# Board Suggestions



## FLuiD (Jul 6, 2009)

matt1389 said:


> Im a beginner rider with 1 year experience looking for a new board and with so many boards to choose from i don't know which to get. i like to ride the entire mountain and do a little jumping as well. im 5ft 11in and weigh 160lbs. the board im looking at right now is the K2 Turbo Dream and im willing to spend roughly $400 for a new board. thanks for the help.


First do a little research here or other online sources. There is a TON of good stuff out there.

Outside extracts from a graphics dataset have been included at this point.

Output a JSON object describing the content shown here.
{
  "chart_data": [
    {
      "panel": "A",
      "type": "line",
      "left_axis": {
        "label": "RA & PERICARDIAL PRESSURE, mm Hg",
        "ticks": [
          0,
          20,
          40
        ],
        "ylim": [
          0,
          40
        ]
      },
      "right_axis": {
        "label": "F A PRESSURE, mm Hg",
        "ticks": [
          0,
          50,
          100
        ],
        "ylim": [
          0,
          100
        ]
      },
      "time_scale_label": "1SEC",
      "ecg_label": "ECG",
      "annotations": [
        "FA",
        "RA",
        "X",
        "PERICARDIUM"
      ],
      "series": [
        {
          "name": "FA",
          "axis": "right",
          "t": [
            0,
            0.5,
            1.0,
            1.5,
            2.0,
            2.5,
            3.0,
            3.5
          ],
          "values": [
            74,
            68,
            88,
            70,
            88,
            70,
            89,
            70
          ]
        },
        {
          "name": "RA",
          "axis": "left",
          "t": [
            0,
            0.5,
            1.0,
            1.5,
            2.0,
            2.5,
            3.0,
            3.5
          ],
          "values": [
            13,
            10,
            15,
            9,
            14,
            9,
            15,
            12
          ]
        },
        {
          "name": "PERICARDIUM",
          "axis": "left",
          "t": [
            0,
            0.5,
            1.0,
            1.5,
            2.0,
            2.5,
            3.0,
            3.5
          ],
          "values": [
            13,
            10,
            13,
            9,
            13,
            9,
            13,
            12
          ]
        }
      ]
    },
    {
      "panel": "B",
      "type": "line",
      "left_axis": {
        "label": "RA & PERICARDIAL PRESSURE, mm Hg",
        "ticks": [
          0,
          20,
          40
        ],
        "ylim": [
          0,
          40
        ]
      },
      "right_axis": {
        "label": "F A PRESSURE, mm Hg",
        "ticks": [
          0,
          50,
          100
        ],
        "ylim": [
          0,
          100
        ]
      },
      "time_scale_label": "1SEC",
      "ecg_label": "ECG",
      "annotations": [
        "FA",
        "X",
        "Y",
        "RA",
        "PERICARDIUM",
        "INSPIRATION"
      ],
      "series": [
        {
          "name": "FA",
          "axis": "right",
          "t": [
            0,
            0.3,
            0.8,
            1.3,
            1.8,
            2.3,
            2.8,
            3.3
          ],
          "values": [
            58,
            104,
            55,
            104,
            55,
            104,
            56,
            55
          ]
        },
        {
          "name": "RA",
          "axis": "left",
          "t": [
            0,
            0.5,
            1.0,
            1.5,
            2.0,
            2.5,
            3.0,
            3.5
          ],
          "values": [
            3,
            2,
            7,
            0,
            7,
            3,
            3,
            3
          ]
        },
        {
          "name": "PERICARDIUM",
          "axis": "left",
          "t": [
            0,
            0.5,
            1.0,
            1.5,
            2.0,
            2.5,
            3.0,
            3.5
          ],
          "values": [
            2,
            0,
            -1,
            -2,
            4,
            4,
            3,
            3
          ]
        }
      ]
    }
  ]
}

What size boot? What make/model/size board have you been riding? If you ride the entire mountain...where do you spend most of your time?


----------



## Guest (Jul 26, 2009)

my boot size is an 11 and iv been riding an old burton board that was my friends but it doesnt really fit me since he was like 5ft 6in. i dont spend much time in the park since i just started but i want a board that will be able to go there if i choose to at some point. mainly i want to just go fast down the hill with good control and jumping ability


----------



## Milo303 (Apr 6, 2009)

You might look into a never summer revolver, judging by what you've mentioned. It's kind of one of those all around sticks.


----------



## jibbherr (Jul 25, 2009)

yeah the never summer would be a good choice. also look at the k2 darkstar or parkstar. you can get em in a 54 wide and they have the right flex, sidecut, and shae to get you all over the mountain. there killer in the park if you want to go there as well.


----------



## Guest (Jul 26, 2009)

o by the way the snow ill be riding on is mostly packed powder

after looking around the K2 jibpan caught my eye would that be a good fit


----------



## Milo303 (Apr 6, 2009)

Don't forget about the 3 year never summer warranty, since your a newer rider. ( :


----------



## Guest (Jul 28, 2009)

thanks for the advice i think im gonna go with the never summer revolver R that comes out in september. what size do u think would be the best to get


----------



## FLuiD (Jul 6, 2009)

Milo303 said:


> Don't forget about the 3 year never summer warranty, since your a newer rider. ( :


Sweet cans in that avatar! Nice!!!


----------